За окном стояла черная глубокая ночь с оранжевыми огнями фонарей и медленно парящими пушинками снега. Мы сидели в спальне перед ноутбуком и двумя недопитыми чашками кофе. Мы были до предела утомлены и одновременно взвинчены. Казалось: наши нервы оголены, как провода, с которых сорвали изоляцию. Ширин уже не плакала – только всхлипывала. Но не убирала лица с моей груди.
– Пойдем спать? – предложил я. А сам подумал: может быть, после того, как мы хотя бы несколько часов проведем в царстве Морфея – мир не покажется нам таким уж мрачным?..
– Пойдем, – тихо согласилась моя девочка.
Мы разделись, выключили свет и легли. Под одеяло забираться не стали: было жарко – то ли от натопленной батареи, то ли от еще горевшего в нас внутреннего огня. Спасительный сон не приходил – видимо, мы перепили кофе. Да и переживания сегодняшнего дня прокручивались в голове, как надоедливая песня. Но сил не было и подвигать мизинцем левой ноги. Мне казалось: так мы и пролежим картонными куклами почти до рассвета, пока не забудемся легкой дремотой. Но моя Ширин решила по-другому.
Обнаженная, она села мне на бедра. Поймав руку моей милой, я почувствовал: у любимой подскочил пульс. У меня и у самого ответно забарабанило-заколотилось сердце. Я повалил Ширин и осыпал огненными поцелуями ее напрягшуюся грудь с затвердевшими сосками. Зарылся носом в растрепавшиеся густые волосы моей девочки. А затем – прильнул губами к губам своей милой, как шмель к цветку.
Ширин отдавалась мне с какой-то самозабвенной сумасшедшей страстью. Откликалась на мои ласки томными вздохами. Я ощущал волны дрожи, прокатывающиеся по нежному телу моей девочки. Милая вилась в моих объятиях змеей.
Время от времени я чуть сдерживал с напор. Но тогда моя девочка жадно приникала ко мне. И будто приглашала: «Не бойся, не бойся – продолжай. Я не хрустальная – не разобьюсь. Не было еще случая, чтобы цветок сломался под весом пчелы». Вдохновленный, я бросался в новую атаку. А моя милая, закрыв глаза и царапая ногтями мне спину, с жаром восклицала:
– Господи!.. Ребенка!.. Я хочу от тебя ребенка!..
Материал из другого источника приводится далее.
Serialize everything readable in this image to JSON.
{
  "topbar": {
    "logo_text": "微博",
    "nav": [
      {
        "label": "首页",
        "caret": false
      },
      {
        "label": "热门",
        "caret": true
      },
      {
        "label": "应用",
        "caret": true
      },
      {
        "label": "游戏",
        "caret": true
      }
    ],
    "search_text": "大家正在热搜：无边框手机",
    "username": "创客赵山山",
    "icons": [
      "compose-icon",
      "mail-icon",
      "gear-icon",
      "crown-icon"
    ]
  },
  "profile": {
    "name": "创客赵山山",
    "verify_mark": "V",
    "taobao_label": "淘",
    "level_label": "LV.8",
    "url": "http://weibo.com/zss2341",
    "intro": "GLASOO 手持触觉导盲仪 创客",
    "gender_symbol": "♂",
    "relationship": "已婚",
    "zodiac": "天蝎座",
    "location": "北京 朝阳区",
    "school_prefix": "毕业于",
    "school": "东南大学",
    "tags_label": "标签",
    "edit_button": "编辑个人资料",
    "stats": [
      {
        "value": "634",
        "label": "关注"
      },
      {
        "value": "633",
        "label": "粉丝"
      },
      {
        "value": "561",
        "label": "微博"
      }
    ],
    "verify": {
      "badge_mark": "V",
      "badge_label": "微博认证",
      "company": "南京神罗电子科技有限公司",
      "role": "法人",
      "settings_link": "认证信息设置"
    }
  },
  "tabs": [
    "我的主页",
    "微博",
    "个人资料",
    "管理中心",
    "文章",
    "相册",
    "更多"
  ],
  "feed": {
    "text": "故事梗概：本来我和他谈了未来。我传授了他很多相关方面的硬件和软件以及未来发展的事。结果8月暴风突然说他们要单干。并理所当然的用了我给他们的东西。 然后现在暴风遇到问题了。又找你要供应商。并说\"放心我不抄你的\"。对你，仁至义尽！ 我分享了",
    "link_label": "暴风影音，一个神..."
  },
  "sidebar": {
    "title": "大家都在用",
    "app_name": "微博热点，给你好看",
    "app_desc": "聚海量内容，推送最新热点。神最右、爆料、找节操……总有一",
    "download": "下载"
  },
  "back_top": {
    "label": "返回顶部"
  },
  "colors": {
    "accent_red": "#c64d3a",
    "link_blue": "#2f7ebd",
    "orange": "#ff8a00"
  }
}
Наша взаимная страсть была точно бушующий пожар. Мы наслаждались друг другом с таким же пылом, что и в свою первую памятную ночь. Но теперь мы были менее неуклюжими. Не знаю, откуда – после богатого на неприятности длинного дня – у нас нашелся порох для любовного сражения.
Мы предавались сладостным утехам долго, очень долго. Казалось: вся Вселенная замерла на время наших «взрослых игр»; луна и планеты остановили свой вечный бег по орбитам. Наконец мы распластались на постели. Нас укутала в свое покрывало усталость. Но не та болезненная, мертвящая душу усталость – которая валуном придавливала нас, когда мы сидели за письмом в прокуратуру или за иском в суд. А другая – воздушная, легкая, приятно расслабляющая тело; напоминающая погружение в теплую ванну.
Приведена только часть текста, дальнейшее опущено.